The nuclear import code is contained within protein sequence like "TPSKKCKYSSGF" "KRARTTGSRSL". Computational biologists have tried to decrypt this code, but with limited success, because there are many possible sequences that will be read out as a nuclear localization signal. The Japanese group showed that what was really necessary was more data - in particular, the right kind of data. That data did not already exist, so they rolled up their sleeves and went to work.

They took the protein sequence AAAAAKRARTTGRSL and systematically varied each position, substituting the original amino acid with each of the other 19 amino acids in turn. (So, for example, that first A was replaced with L, then I, then V, etc). Using Green Fluorescent Protein (GFP), the scientists measured how well each modified sequence acted as a nuclear import signal.

This is like breaking a code by trying every possible combination - except that these researchers got lucky. It turns out that each amino acid in the nuclear localization sequence has an additive effect, so that the researchers did not have to try all 20^15 combinations -  just 20 x 15. In other words, putting an L instead of an A in position 1 has the same effect no matter what the rest of the sequence looks like - each amino acid contributes independently to the nuclear localization sequence. So you can put together a simple scoring system to decide whether a sequence makes a good nuclear localization signal - if there is a G in position 1, add +1 to your score, an R in position 2 gives you +2, etc.

Figuring out one protein code wasn't enough for these guys, so they went on and looked for instances of a layered code: nuclear localization signals that get modified by phosphates put on by a kinase protein called Cdk1. Cdk1 likes to pop phosphates on the S of the protein sequence S (or T)-P-X-R (or K), with X in this case representing any amino acid. This Cdk1 site can modify the nuclear localization signal: when you add a phosphate to the S, the nuclear localization signal is masked, and the protein is sent packing out of the nucleus into the cytomplasm. So, when a protein is needed (say, to regulate a set of genes), the localization signal has no phosphate, and the protein resides in the nucleus. When the job is done, the localization signal is phosphorylated by Cdk1, and the protein gets shuttled out.

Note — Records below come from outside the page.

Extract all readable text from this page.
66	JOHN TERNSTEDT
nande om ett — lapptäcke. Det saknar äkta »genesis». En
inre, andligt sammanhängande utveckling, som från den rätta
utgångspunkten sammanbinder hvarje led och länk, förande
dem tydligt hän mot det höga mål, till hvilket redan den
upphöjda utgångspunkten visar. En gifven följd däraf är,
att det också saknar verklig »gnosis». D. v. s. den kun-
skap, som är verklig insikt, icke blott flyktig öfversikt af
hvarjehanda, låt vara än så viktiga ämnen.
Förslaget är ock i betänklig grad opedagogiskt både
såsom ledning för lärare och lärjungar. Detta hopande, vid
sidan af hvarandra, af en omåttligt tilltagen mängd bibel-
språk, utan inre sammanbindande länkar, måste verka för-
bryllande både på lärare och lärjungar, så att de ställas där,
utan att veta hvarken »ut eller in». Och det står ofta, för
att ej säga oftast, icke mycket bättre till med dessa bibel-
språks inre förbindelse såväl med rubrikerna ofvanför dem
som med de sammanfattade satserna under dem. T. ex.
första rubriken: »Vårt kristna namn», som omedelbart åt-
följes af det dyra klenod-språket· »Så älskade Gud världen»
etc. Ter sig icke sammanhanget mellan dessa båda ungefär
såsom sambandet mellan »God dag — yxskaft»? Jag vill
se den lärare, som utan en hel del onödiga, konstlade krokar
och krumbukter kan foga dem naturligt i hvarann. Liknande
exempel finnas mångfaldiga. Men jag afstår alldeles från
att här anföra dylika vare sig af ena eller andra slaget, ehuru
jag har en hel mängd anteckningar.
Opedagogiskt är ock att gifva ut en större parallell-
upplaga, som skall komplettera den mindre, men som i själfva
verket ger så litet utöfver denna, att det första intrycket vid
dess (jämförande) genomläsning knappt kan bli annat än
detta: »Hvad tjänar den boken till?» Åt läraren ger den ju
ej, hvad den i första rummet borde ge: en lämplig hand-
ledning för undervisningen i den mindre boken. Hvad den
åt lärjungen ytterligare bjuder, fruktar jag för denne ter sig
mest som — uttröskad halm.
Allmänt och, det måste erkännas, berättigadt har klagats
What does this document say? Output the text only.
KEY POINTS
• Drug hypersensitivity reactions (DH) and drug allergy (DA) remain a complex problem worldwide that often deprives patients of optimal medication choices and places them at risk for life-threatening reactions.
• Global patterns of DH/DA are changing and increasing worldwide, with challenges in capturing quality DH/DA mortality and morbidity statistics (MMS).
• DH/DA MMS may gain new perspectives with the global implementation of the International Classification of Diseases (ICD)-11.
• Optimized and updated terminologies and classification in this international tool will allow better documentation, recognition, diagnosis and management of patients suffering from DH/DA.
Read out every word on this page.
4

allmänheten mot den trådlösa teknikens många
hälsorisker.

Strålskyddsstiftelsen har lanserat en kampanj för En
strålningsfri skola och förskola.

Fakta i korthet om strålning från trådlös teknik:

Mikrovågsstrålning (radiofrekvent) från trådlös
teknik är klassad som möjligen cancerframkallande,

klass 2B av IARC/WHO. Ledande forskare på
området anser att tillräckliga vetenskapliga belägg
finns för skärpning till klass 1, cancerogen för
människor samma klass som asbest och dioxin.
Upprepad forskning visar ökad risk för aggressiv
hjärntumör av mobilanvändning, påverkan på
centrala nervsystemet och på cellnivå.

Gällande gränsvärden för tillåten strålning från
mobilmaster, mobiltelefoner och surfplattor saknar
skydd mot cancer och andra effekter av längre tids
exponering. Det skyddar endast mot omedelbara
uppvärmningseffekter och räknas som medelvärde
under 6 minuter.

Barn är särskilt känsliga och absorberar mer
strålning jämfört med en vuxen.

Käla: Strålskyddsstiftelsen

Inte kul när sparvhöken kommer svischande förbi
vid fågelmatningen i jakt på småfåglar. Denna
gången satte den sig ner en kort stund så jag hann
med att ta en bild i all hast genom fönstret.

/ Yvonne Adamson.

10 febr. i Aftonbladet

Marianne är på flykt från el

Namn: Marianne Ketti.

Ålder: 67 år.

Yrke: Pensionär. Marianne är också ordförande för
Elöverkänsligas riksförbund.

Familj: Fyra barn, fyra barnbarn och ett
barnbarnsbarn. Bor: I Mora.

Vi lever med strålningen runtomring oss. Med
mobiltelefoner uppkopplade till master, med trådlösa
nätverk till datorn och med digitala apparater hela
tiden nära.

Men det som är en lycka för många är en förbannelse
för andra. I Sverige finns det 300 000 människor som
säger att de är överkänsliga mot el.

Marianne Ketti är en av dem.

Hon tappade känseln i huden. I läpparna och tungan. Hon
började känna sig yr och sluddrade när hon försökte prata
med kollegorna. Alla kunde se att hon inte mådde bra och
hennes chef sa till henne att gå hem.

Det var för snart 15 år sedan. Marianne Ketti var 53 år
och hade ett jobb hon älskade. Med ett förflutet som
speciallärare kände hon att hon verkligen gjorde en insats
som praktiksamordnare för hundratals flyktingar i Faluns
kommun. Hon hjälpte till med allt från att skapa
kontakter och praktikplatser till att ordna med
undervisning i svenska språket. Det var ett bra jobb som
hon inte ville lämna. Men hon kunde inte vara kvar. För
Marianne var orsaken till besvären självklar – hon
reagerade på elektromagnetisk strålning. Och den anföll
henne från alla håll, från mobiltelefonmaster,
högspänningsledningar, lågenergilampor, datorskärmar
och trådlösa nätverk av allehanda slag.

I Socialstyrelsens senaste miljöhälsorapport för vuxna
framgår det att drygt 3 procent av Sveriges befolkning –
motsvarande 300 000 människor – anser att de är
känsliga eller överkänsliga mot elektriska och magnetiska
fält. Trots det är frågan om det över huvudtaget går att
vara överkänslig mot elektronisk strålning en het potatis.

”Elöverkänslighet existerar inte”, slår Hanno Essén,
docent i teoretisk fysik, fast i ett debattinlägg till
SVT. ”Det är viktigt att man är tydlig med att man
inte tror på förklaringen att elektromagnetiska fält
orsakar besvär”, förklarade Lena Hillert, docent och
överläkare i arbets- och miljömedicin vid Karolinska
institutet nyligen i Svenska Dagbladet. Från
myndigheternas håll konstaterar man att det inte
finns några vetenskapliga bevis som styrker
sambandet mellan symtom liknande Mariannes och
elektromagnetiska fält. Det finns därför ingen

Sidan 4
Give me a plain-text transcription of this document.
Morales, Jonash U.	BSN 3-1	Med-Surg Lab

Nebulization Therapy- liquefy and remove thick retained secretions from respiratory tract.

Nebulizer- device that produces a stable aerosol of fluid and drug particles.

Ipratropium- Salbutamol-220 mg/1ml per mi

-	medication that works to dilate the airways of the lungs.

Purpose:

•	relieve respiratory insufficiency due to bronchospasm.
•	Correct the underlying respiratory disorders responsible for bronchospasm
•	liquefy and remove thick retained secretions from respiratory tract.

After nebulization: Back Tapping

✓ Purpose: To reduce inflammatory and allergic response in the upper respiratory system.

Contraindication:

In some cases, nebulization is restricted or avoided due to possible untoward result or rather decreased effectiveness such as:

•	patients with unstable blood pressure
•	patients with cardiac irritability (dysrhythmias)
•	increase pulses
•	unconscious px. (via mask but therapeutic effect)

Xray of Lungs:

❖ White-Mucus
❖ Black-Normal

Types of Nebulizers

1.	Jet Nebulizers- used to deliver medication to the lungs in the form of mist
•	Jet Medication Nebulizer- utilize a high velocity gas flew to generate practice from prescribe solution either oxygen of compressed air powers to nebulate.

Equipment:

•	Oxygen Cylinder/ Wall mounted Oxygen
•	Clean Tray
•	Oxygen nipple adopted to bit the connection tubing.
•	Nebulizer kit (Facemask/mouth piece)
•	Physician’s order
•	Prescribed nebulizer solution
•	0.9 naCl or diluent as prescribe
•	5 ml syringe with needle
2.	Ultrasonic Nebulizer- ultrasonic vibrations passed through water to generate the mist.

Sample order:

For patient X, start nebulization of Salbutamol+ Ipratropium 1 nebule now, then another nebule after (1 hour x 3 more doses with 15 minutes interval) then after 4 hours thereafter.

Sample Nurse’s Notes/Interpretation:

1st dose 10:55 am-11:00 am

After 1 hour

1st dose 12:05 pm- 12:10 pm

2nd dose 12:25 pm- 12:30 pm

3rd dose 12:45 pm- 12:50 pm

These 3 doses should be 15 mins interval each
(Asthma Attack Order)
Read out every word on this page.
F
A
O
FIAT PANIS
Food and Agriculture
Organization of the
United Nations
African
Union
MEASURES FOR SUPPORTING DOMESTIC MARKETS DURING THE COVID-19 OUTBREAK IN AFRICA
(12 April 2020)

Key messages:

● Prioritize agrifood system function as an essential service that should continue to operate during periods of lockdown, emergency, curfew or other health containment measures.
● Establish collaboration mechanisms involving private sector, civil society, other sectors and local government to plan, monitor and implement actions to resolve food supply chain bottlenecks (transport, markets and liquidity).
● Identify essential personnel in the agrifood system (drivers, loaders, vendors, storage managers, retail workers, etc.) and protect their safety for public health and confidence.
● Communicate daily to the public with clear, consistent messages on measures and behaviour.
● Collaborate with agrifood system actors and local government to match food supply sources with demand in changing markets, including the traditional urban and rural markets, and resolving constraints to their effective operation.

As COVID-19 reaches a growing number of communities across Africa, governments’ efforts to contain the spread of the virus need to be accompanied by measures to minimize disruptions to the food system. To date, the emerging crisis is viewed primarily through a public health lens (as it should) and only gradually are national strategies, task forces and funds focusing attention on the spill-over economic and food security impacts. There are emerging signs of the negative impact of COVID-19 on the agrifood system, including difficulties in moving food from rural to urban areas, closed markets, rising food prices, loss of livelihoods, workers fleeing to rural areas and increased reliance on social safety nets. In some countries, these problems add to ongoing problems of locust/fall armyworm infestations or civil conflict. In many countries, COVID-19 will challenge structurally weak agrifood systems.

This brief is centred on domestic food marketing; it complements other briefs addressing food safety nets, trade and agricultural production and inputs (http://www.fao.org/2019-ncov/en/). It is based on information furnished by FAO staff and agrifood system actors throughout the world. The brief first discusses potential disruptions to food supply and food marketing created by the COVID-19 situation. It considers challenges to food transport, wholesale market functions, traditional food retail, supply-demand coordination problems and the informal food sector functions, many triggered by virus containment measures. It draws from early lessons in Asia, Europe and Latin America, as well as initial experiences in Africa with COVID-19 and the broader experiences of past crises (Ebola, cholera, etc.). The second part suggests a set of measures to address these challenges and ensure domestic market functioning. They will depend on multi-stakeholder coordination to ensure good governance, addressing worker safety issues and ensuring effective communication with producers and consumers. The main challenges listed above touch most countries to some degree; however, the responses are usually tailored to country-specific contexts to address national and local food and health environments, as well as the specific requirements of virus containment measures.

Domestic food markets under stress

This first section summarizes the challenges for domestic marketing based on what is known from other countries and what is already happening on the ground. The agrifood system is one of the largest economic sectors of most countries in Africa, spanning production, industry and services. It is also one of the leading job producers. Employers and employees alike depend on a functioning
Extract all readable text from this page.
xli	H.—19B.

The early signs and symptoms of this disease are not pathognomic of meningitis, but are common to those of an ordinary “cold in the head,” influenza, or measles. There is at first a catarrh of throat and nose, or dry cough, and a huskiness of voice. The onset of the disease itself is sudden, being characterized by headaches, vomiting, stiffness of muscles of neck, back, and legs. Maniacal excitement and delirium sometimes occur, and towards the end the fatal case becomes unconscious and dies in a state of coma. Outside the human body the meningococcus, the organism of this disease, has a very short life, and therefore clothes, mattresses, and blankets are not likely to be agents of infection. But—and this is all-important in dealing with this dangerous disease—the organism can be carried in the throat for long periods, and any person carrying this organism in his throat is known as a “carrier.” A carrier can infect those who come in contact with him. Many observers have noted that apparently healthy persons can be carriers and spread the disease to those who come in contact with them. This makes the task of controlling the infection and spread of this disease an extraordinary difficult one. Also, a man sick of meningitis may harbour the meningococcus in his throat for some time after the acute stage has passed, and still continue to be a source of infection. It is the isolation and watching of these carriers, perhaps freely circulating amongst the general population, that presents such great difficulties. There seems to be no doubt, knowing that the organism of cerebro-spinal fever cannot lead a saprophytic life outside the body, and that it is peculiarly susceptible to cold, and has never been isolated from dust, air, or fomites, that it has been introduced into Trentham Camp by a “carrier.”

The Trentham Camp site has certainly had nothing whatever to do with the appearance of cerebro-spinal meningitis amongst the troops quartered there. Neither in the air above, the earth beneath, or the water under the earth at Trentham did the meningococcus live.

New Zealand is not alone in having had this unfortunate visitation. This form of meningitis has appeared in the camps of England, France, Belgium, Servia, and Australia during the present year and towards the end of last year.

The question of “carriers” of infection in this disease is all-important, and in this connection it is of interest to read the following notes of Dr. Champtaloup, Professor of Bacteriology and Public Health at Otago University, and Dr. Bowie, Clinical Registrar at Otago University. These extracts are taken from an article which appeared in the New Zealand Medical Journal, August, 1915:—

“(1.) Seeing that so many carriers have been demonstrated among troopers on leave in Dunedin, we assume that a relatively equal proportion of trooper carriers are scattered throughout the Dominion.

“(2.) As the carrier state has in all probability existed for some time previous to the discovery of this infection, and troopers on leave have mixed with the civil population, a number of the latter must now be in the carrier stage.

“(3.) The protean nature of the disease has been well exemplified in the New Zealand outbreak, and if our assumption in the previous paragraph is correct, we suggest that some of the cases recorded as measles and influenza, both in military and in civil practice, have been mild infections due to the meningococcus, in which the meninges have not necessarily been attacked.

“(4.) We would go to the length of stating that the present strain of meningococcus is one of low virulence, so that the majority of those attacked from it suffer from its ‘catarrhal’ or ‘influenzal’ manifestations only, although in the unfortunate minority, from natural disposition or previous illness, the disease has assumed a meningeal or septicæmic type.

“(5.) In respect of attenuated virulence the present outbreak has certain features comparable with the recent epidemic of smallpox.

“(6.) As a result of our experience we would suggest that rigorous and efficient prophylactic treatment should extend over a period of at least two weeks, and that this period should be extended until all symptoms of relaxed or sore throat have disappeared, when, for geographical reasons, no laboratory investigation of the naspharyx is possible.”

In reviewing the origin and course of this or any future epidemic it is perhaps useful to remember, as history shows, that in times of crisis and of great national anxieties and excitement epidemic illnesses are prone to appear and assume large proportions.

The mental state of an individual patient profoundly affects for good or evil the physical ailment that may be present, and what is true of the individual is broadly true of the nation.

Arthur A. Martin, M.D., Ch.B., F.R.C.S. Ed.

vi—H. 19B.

The researchers looked for SPXK sites inside of nuclear localization signals, and managed to find a whole slew of proteins that shuttle in and out of the nucleus, in a way that's controlled by Cdk1.

There are several lessons to take away from this paper. 1) Proteins, amazingly, find their way around the dense metropolis of the cell, and this process is almost completely controlled by binding affinities - if you stick to the nuclear import shuttle, you're going to the nucleus; if you don't, you're probably not getting in. (This lesson isn't new, but I find it amazing nonetheless.) 2) Sometimes protein code-breaking requires new data. Instead of building an imperfect code-breaking algorithm, biologists need to get to work and do the experiments to needed to build a better one. This is where the Japanese group outshone several other efforts to decode the nuclear localization signal.